Health & Fitness

Heart rate variability: Can it serve as a marker of mental health resilience?

Kristen Sparrow • October 18, 2019

This article looks at HRV and how it relates to subjects’ reactions to “stressful laboratory tasks” (sounds dicey!). Subjects with higher vagal activity ( ie higher HRV) before and during the challenges,had improved resilience to tasks and lower markers of stress.
This could be a companion piece to this other study which advocates for HRV being a good overall measure of “well being”.  This makes sense to me, since HRV is a complexity measure.  It measures overall autonomic tone, which improves pain, immunity, mood, inflammation.  It can give a global reading of sorts of the system as a whole.  If one feels better, it makes sense that they might be more resilient and able to tackle harder tasks, or even dreaded “stressful laboratory tasks”.



Stress resilience influences mental well-being and vulnerability to psychiatric disorders. Usually, measurement of resilience is based on subjective reports, susceptible to biases. It justifies the need for objective biological/physiological biomarkers of resilience. One promising candidate as biomarker of mental health resilience (MHR) is heart rate variability (HRV). The evidence for its use was reviewed in this study.


We focused on the relationship between HRV (as measured through decomposition of RR intervals from electrocardiogram) and responses to laboratory stressors in individuals without medical and psychiatric diseases. We conducted a bibliographic search of publications in the PubMed for January 2010–September 2018.


Eight studies were included. High vagally mediated HRV before and/or during stressful laboratory tasks was associated with enhanced cognitive resilience to competitive/self-control challenges, appropriate emotional regulation during emotional tasks, and better modulation of cortisol, cardiovascular and inflammatory responses during psychosocial/mental tasks.
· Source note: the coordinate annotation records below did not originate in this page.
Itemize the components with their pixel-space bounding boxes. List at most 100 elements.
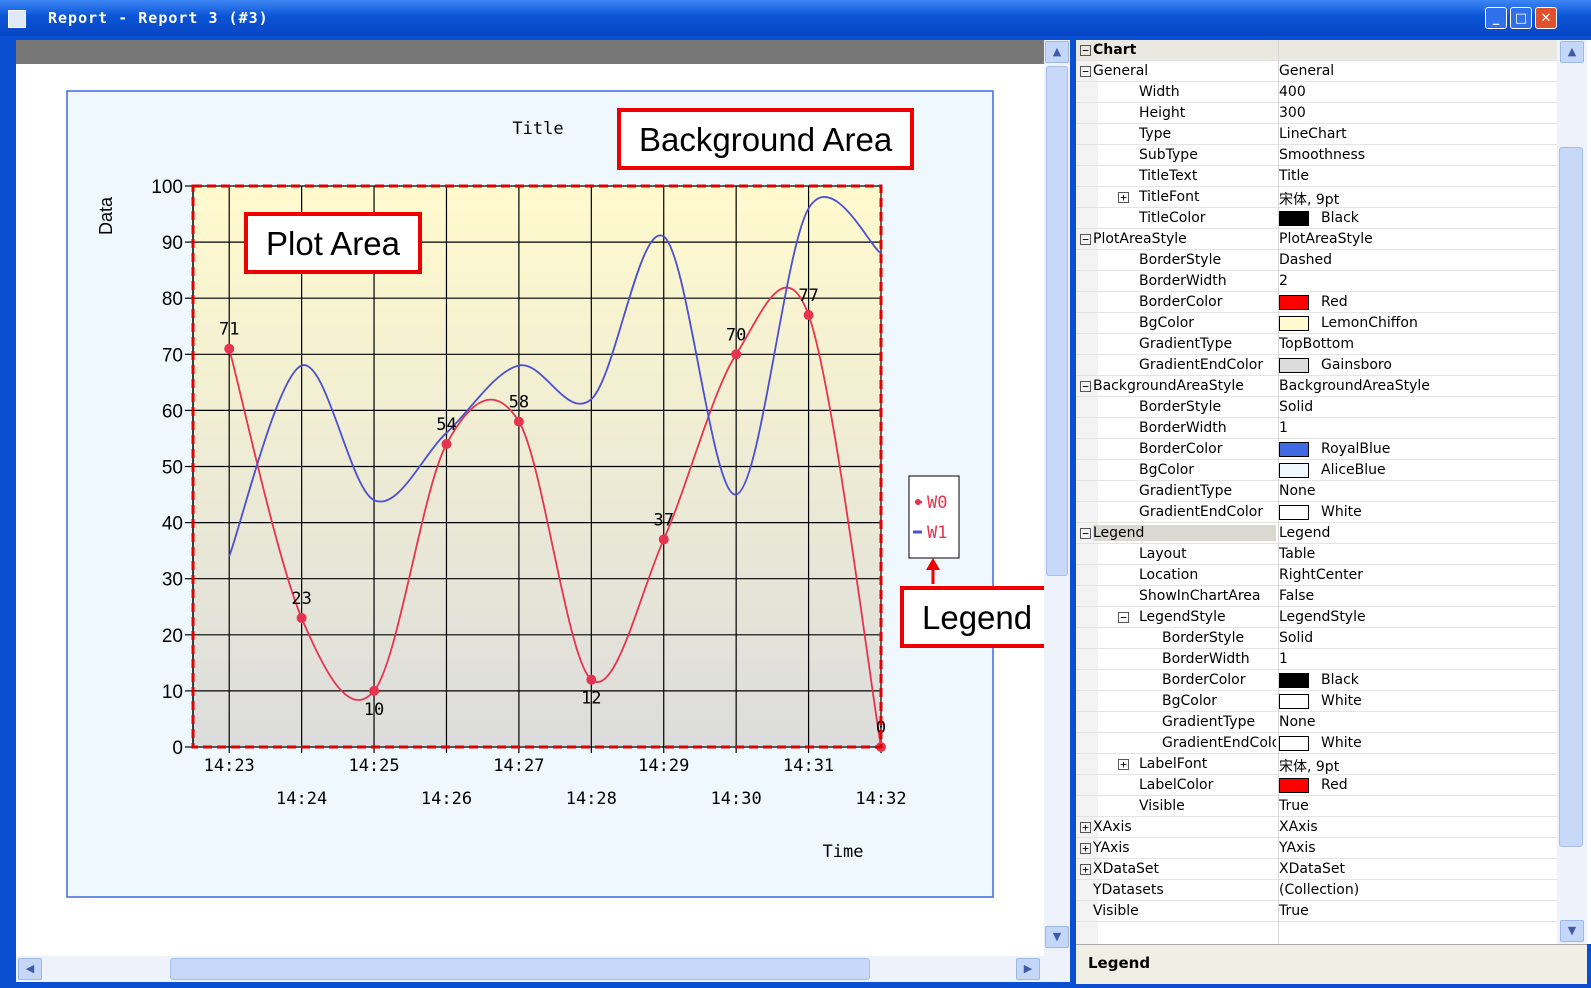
property-value[interactable]: YAxis <box>1279 840 1316 856</box>
property-value[interactable]: PlotAreaStyle <box>1279 231 1373 247</box>
property-value[interactable]: LineChart <box>1279 126 1347 142</box>
property-row[interactable]: Layout Table <box>1076 544 1557 565</box>
property-value[interactable]: None <box>1279 714 1316 730</box>
property-row[interactable]: − BackgroundAreaStyle BackgroundAreaStyle <box>1076 376 1557 397</box>
chart-svg[interactable]: 010203040506070809010014:2314:2414:2514:… <box>16 64 1044 956</box>
collapse-icon[interactable]: − <box>1080 45 1091 56</box>
property-value[interactable]: False <box>1279 588 1314 604</box>
property-value[interactable]: True <box>1279 798 1309 814</box>
canvas-horizontal-thumb[interactable] <box>170 958 870 980</box>
collapse-icon[interactable]: − <box>1080 381 1091 392</box>
property-value[interactable]: LegendStyle <box>1279 609 1366 625</box>
property-row[interactable]: BorderWidth 1 <box>1076 418 1557 439</box>
property-value[interactable]: Smoothness <box>1279 147 1365 163</box>
expand-icon[interactable]: + <box>1118 759 1129 770</box>
expand-icon[interactable]: + <box>1118 192 1129 203</box>
property-value[interactable]: Black <box>1321 210 1359 226</box>
property-value[interactable]: TopBottom <box>1279 336 1354 352</box>
property-value[interactable]: None <box>1279 483 1316 499</box>
property-row[interactable]: BorderColor Black <box>1076 670 1557 691</box>
property-row[interactable]: BorderWidth 2 <box>1076 271 1557 292</box>
property-value[interactable]: 1 <box>1279 420 1288 436</box>
property-row[interactable]: BgColor LemonChiffon <box>1076 313 1557 334</box>
property-value[interactable]: True <box>1279 903 1309 919</box>
property-value[interactable]: XAxis <box>1279 819 1318 835</box>
property-row[interactable]: BorderColor RoyalBlue <box>1076 439 1557 460</box>
property-row[interactable]: LabelColor Red <box>1076 775 1557 796</box>
property-value[interactable]: Red <box>1321 777 1348 793</box>
minimize-button[interactable]: _ <box>1485 7 1507 29</box>
property-row[interactable]: BgColor AliceBlue <box>1076 460 1557 481</box>
scroll-right-icon[interactable]: ▶ <box>1016 958 1040 980</box>
property-value[interactable]: Title <box>1279 168 1309 184</box>
maximize-button[interactable]: □ <box>1510 7 1532 29</box>
property-row[interactable]: SubType Smoothness <box>1076 145 1557 166</box>
property-row[interactable]: YDatasets (Collection) <box>1076 880 1557 901</box>
property-row[interactable]: BorderColor Red <box>1076 292 1557 313</box>
property-row[interactable]: BorderStyle Solid <box>1076 397 1557 418</box>
property-row[interactable]: Width 400 <box>1076 82 1557 103</box>
property-row[interactable]: GradientEndColor Gainsboro <box>1076 355 1557 376</box>
window-titlebar[interactable]: Report - Report 3 (#3) _ □ ✕ <box>0 0 1591 36</box>
property-value[interactable]: Solid <box>1279 630 1313 646</box>
property-value[interactable]: LemonChiffon <box>1321 315 1418 331</box>
property-row[interactable]: GradientType None <box>1076 712 1557 733</box>
property-row[interactable]: ShowInChartArea False <box>1076 586 1557 607</box>
property-value[interactable]: Legend <box>1279 525 1330 541</box>
property-row[interactable]: BorderWidth 1 <box>1076 649 1557 670</box>
property-value[interactable]: RightCenter <box>1279 567 1363 583</box>
property-value[interactable]: XDataSet <box>1279 861 1345 877</box>
property-row[interactable]: Visible True <box>1076 901 1557 922</box>
close-button[interactable]: ✕ <box>1535 7 1557 29</box>
property-value[interactable]: (Collection) <box>1279 882 1359 898</box>
property-value[interactable]: 宋体, 9pt <box>1279 756 1339 776</box>
scroll-left-icon[interactable]: ◀ <box>18 958 42 980</box>
property-column-divider[interactable] <box>1278 40 1279 944</box>
property-row[interactable]: Visible True <box>1076 796 1557 817</box>
property-row[interactable]: GradientType TopBottom <box>1076 334 1557 355</box>
property-row[interactable]: GradientEndColor White <box>1076 733 1557 754</box>
property-row[interactable]: − General General <box>1076 61 1557 82</box>
property-row[interactable]: GradientEndColor White <box>1076 502 1557 523</box>
property-row[interactable]: − PlotAreaStyle PlotAreaStyle <box>1076 229 1557 250</box>
property-value[interactable]: Dashed <box>1279 252 1332 268</box>
scroll-down-icon[interactable]: ▼ <box>1045 926 1069 948</box>
property-value[interactable]: Black <box>1321 672 1359 688</box>
property-row[interactable]: Location RightCenter <box>1076 565 1557 586</box>
property-value[interactable]: 400 <box>1279 84 1306 100</box>
expand-icon[interactable]: + <box>1080 843 1091 854</box>
canvas-vertical-thumb[interactable] <box>1046 66 1068 576</box>
property-row[interactable]: TitleText Title <box>1076 166 1557 187</box>
expand-icon[interactable]: + <box>1080 822 1091 833</box>
property-row[interactable]: BorderStyle Solid <box>1076 628 1557 649</box>
property-row[interactable]: BgColor White <box>1076 691 1557 712</box>
property-row[interactable]: Type LineChart <box>1076 124 1557 145</box>
property-value[interactable]: General <box>1279 63 1334 79</box>
property-row[interactable]: + YAxis YAxis <box>1076 838 1557 859</box>
property-value[interactable]: Red <box>1321 294 1348 310</box>
property-row[interactable]: + XDataSet XDataSet <box>1076 859 1557 880</box>
property-value[interactable]: 300 <box>1279 105 1306 121</box>
property-value[interactable]: White <box>1321 735 1362 751</box>
property-row[interactable]: − Legend Legend <box>1076 523 1557 544</box>
property-scroll-down-icon[interactable]: ▼ <box>1560 920 1584 942</box>
collapse-icon[interactable]: − <box>1080 528 1091 539</box>
property-value[interactable]: White <box>1321 504 1362 520</box>
property-value[interactable]: White <box>1321 693 1362 709</box>
property-row[interactable]: Height 300 <box>1076 103 1557 124</box>
collapse-icon[interactable]: − <box>1118 612 1129 623</box>
property-row[interactable]: BorderStyle Dashed <box>1076 250 1557 271</box>
property-row[interactable]: + XAxis XAxis <box>1076 817 1557 838</box>
property-value[interactable]: BackgroundAreaStyle <box>1279 378 1430 394</box>
property-scroll-up-icon[interactable]: ▲ <box>1560 41 1584 63</box>
property-row[interactable]: GradientType None <box>1076 481 1557 502</box>
scroll-up-icon[interactable]: ▲ <box>1045 41 1069 63</box>
property-row[interactable]: + LabelFont 宋体, 9pt <box>1076 754 1557 775</box>
property-value[interactable]: 2 <box>1279 273 1288 289</box>
property-value[interactable]: Solid <box>1279 399 1313 415</box>
property-value[interactable]: Table <box>1279 546 1315 562</box>
collapse-icon[interactable]: − <box>1080 66 1091 77</box>
legend-box[interactable]: W0 W1 <box>909 476 959 558</box>
property-row[interactable]: TitleColor Black <box>1076 208 1557 229</box>
property-grid-thumb[interactable] <box>1559 147 1583 847</box>
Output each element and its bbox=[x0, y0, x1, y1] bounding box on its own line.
All studies were cross-sectional, restricting conclusions that can be made. Most studies included only young participants, with some samples of only males or females, and a limited array of HRV indexes. Ecological validity of stressful laboratory tasks remains unclear.


Vagally mediated HRV may serve as a global index of an individual’s flexibility and adaptability to stressors. This supports the idea of HRV as a plausible, noninvasive, and easily applicable biomarker of MHR. In future longitudinal studies, the implementation of wearable health devices, able to record HRV in naturalistic contexts of real-life, may be a valuable strategy to gain more reliable insight into this topic.